Una catastrofe naturale senza precedenti
Il 26 agosto 2026, un'inondazione improvvisa causata dallo straripamento di un lago glaciale (nota come GLOF, Glacial Lake Outburst Flood) ha devastato una valle remota al confine tra Nepal e Tibet, nei distretti di Rasuwa e Nuwakot. Secondo le autorità locali, il distacco di una porzione di ghiacciaio da circa 5.200 metri di altitudine ha bloccato il fiume Lhende; quando la diga naturale ha ceduto, ha liberato un torrente di acqua, fango e detriti che ha spazzato via tutto ciò che incontrava.

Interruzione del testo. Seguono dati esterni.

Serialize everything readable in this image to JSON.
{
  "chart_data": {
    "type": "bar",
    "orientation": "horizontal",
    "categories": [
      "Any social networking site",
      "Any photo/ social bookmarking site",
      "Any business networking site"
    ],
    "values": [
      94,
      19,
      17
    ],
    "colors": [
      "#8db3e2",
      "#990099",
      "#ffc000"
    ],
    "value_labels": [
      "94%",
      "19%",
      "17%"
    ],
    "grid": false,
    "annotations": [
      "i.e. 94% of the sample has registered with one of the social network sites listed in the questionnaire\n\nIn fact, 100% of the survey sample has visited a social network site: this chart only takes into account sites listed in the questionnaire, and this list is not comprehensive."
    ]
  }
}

Finora sono state identificate 392 vittime, mentre oltre 1.400 persone risultano disperse. Le squadre di emergenza, con macchinari pesanti ed elicotteri, continuano le ricerche dei sopravvissuti tra le macerie. Più di 114 persone sono state tratte in salvo.
Testimonianze strazianti
Il poliziotto Rajan Khatri, 41 anni, ha raccontato che le onde “hanno inghiottito edifici” e che dei 7 agenti della sua stazione, solo 3 sono stati ritrovati vivi. Bibek Kumal, operaio di 24 anni, è stato trascinato dalla corrente e si è salvato aggrappandosi a un albero. La piccola Rihana Lamichhane, di 11 anni, è sopravvissuta attraversando un fiume proprio mentre l'acqua irrompeva.
La scienza dietro il disastro
Il geologo Simon Cox, del GNS Science della Nuova Zelanda, ha spiegato che il distacco ha trascinato detriti e formato una diga naturale che, cedendo, ha liberato un'enorme quantità d'acqua. Inoltre, il Centro Tedesco di Ricerca di Geoscienze ha registrato un sisma di magnitudo 4,4 circa 7 minuti prima dell'evento, che potrebbe aver agito come innesco.
Rischio latente in Argentina e Cile
Questo tipo di fenomeni non è esclusivo dell'Himalaya. In Argentina, la Laguna de los Erizos (San Juan) è crollata nel 2005, liberando 32 milioni di metri cubi d'acqua in 67 minuti, che hanno percorso 250 chilometri; fortunatamente, non ci furono vittime. Studi dell'UBA pubblicati su Springer Nature (2026) documentano paleoinondazioni nel Parco Nazionale Los Glaciares, con eventi nei laghi Sucia (1966/68) e Piedras Blancas (1913).
El Chaltén (Santa Cruz) presenta un rischio latente per l'instabilità dei versanti, monitorato da SEGEMAR e dall'UBA. In Mendoza, l'avanzata del ghiacciaio Plomo ha causato inondazioni nel 1934 e nel 1985, e il ghiacciaio Horcones Inferior (Aconcagua) è sorvegliato da vicino. In Cile, il WWF mette in guardia su lagune instabili nella zona centrale; il ghiacciaio Echaurren Norte ha perso il 65% della sua superficie dal 1955.
Dibattito climatico
Esperti come Juan Pablo Milana (CONICET) e Adrián Silva Busso (UBA) attribuiscono l'evento alla variabilità climatica, non esclusivamente al cambiamento climatico antropogenico. Tuttavia, Dorothy Heinrich, dell'Università di Reading, sostiene che il cambiamento climatico aumenta la probabilità di ondate di calore, ritiro dei ghiacciai e frane.
La tragedia in Nepal è un promemoria della fragilità degli ecosistemi di montagna e della necessità di monitoraggio e prevenzione nelle regioni vulnerabili del Sudamerica.